Dr. Yeu explains that dry eye disease (DED) is actually a common reason for seeking care from an eye care professional.3 It is a complex condition affecting the eye’s surface and may present as symptoms including eye discomfort, irritation, or pain.4 An estimated 16 million people in the United States were diagnosed with DED, and an additional 6 million people reported having dry eye symptoms, but had not been diagnosed with DED.5*
“Inflammation in the eye can contribute to dry eye disease, and the symptoms may vary greatly depending on the person. Dry eye is generally more common in women than in men,6 but I’ve seen an uptick in complaints in my practice across all types of patients,” said Dr. Yeu. “Some other risk factors for developing DED include advanced age, hormonal imbalance, and certain environmental factors.”3
Key survey insights
The majority of people surveyed reported experiencing some sort of disruption while using a phone or tablet or watching TV.1,ii Additionally, more than half reported having to stop, decrease, or change the way they read.1,iii And around 40% of those who wear makeup had to stop, decrease, or change the way they were wearing makeup near their eyes.1,iii
“For my patients, making adjustments may have seemed like another everyday nuisance during the height of the COVID-19 pandemic, but I told them they shouldn’t have to put up with the pain or impact of disruptive symptoms on their lives,” says Dr. Yeu. “These irritating symptoms are often brought to my attention by my patients, and sometimes dry eye disease is the culprit.”
The survey also found that:1
Dry eye disease symptoms may vary drastically from person to person.4 Some people may not realize that their symptoms could be an actual disease which may require help from an eye care professional.2 Dr. Yeu recommends that people visit their eye care provider to help appropriately diagnose and manage their symptoms.
“Our lives are grounded in moments, from big milestones to simple pleasures like family movie night or reading a child’s bedtime story. But these activities may be missed out on, and for some, in my experience, can become more challenging when experiencing dry, itchy, or burning eyes,” says Dr. Yeu. “Ultimately, we want to educate the public on the importance of dry eye disease and encourage those experiencing symptoms to speak to an eyecare professional about how to best manage their condition.”

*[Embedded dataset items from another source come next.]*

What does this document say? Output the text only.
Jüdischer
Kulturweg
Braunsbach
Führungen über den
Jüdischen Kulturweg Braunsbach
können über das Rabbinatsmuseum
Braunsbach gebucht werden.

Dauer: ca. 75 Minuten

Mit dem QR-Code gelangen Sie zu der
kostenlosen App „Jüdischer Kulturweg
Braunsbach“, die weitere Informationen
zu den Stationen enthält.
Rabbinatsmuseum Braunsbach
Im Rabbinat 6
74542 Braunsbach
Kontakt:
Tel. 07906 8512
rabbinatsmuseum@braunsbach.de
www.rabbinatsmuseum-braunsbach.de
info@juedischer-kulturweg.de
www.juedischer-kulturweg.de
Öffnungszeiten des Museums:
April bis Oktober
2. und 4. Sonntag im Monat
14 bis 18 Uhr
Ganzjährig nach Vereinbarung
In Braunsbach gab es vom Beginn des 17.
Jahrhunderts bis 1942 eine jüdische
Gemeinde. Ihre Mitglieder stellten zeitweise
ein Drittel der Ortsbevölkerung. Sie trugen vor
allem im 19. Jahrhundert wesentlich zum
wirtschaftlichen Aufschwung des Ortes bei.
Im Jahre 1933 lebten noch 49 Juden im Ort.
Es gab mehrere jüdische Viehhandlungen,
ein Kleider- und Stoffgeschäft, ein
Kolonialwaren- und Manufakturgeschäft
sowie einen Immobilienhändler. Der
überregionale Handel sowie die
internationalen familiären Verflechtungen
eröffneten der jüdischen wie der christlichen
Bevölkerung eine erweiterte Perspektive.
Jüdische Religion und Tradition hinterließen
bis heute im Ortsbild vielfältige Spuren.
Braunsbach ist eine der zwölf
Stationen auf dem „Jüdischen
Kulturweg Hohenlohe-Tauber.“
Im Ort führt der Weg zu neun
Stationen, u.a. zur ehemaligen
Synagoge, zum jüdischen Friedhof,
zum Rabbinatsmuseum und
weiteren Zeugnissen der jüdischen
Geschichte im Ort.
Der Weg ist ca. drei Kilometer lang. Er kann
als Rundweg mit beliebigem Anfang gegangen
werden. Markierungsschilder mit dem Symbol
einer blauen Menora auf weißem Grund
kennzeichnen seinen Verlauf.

Survey methodology: Individuals opted in for general survey panel participation and were chosen to participate in this survey after screening. Survey results should not be generalized to the general population. To identify the 1,003 respondents, participants were presented a list of conditions, including dry eye disease, and asked to select which, if any, they had been diagnosed with by a medical doctor. In a separate question, participants were asked to select all that applied from a list of eye symptoms, such as dryness, irritation, itchiness, occasional blurry vision, redness, burning, stinging, grittiness, they have experienced or are currently experiencing. The group of 1,003 respondents was made up only of people who had self-reported being diagnosed with dry eye disease by an eyecare professional or who suffer from at least two of its symptoms, but have not been diagnosed. Not all survey respondents answered all questions. Some questions allowed respondents to select more than one response from a list of possible answers. Sample surveys and polls may also be subject to multiple sources of error, including, but not limited to, coverage error, sampling error, non-response error, instrument error, respondent error, interviewer error, and data processing error.